Compared to the previous SOTA \(\pi_{0.5}\), average success increased by +1.6%. In the difficult LIBERO-Long track, it improved from 92.4 to 97.0 (+4.6), confirming that action-level reasoning significantly aids long-horizon robustness.

Ablation Study¶

Module ablation (LIBERO, baseline=\(\pi_{0.5}\)):

Config	EAR	IAR	Avg. Success Rate	Note
Baseline			96.9	\(\pi_{0.5}\)
#1	✓		98.3	EAR only, +1.4
#2		✓	98.1	IAR only, +1.2
#3	✓	✓	98.5	Complementary, best

Key Findings¶

EAR and IAR are complementary: Adding either provides +1.2~1.4%; together they provide +1.6%, showing kinematic cues and action priors capture different facets.
Downsampling is optimal for IAR: "Downsample then aggregate" (98.1) outperformed "Attention Pooling" (97.3) and direct querying (97.0), suggesting VLM KV caches contain significant redundancy for action prediction.
Real-robot and cross-platform effectiveness: Achieved a 66.7% success rate on AgiBot G1 across three tasks (wipe/pour/open-set grasp), outperforming \(\pi_{0.5}\) (61.0).

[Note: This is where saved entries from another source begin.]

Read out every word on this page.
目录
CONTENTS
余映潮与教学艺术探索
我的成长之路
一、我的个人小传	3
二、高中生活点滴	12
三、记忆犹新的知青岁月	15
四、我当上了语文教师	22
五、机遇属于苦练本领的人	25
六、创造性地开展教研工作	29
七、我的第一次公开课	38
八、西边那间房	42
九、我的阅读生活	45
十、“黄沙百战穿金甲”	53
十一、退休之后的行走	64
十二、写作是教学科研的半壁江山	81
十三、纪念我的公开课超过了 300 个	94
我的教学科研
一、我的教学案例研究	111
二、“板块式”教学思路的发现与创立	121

The method also showed improvements on the AgileX platform.

Highlights & Insights¶

Reframing thinking in the action space: Shifting the CoT intermediate product from language/vision to "coarse action sequences" directly addresses the semantic-kinematic gap.
EAR as Action-Space Self-Conditioning: Porting the "rough estimate then refine" concept to action trajectories provides a strong inductive bias.
Utilizing VLM KV Cache: Instead of adding modules to "understand" actions, IAR extracts existing action priors from the VLM, discovering that downsampling to remove redundancy actually improves performance.

Limitations & Future Work¶

Coarse granularity: Whether EAR's coarse trajectories suffice for tasks requiring extreme contact precision (e.g., flexible bodies, high-precision assembly) remains unprobed. ⚠️
Inference overhead: EAR requires an additional flow matching generation step; the specific latency compared to \(\pi_{0.5}\) was not quantified.
Backbone dependency: Results are tied to \(\pi_{0.5}\) + Gemma 2B; scaling to smaller/larger backbones is not yet validated.

vs. Language CoT (\(\pi_{0.5}\) / ThinkAct): These predict text subtasks. ACoT-VLA uses action sequences. The latter bridges the semantic gap more effectively, especially in long-horizon tasks (LIBERO-Long +4.6%).
vs. Visual CoT / World Models (CoT-VLA / DreamVLA): These synthesize images. ACoT-VLA argues visual guidance is still indirect and that action-space cues are more efficient; CoT-VLA's performance (81.1) was significantly lower than Ours (98.5).

Rating¶

Novelty: ⭐⭐⭐⭐⭐ First VLA paradigm to place CoT intermediate reasoning in the action space.
Experimental Thoroughness: ⭐⭐⭐⭐⭐ Three simulation benchmarks + real robot + cross-platform + exhaustive ablations.
Writing Quality: ⭐⭐⭐⭐ Clear motivation and derivation of the semantic-kinematic gap.
Value: ⭐⭐⭐⭐⭐ SOTA results and open-sourced, providing a clean, reusable paradigm for the VLA community.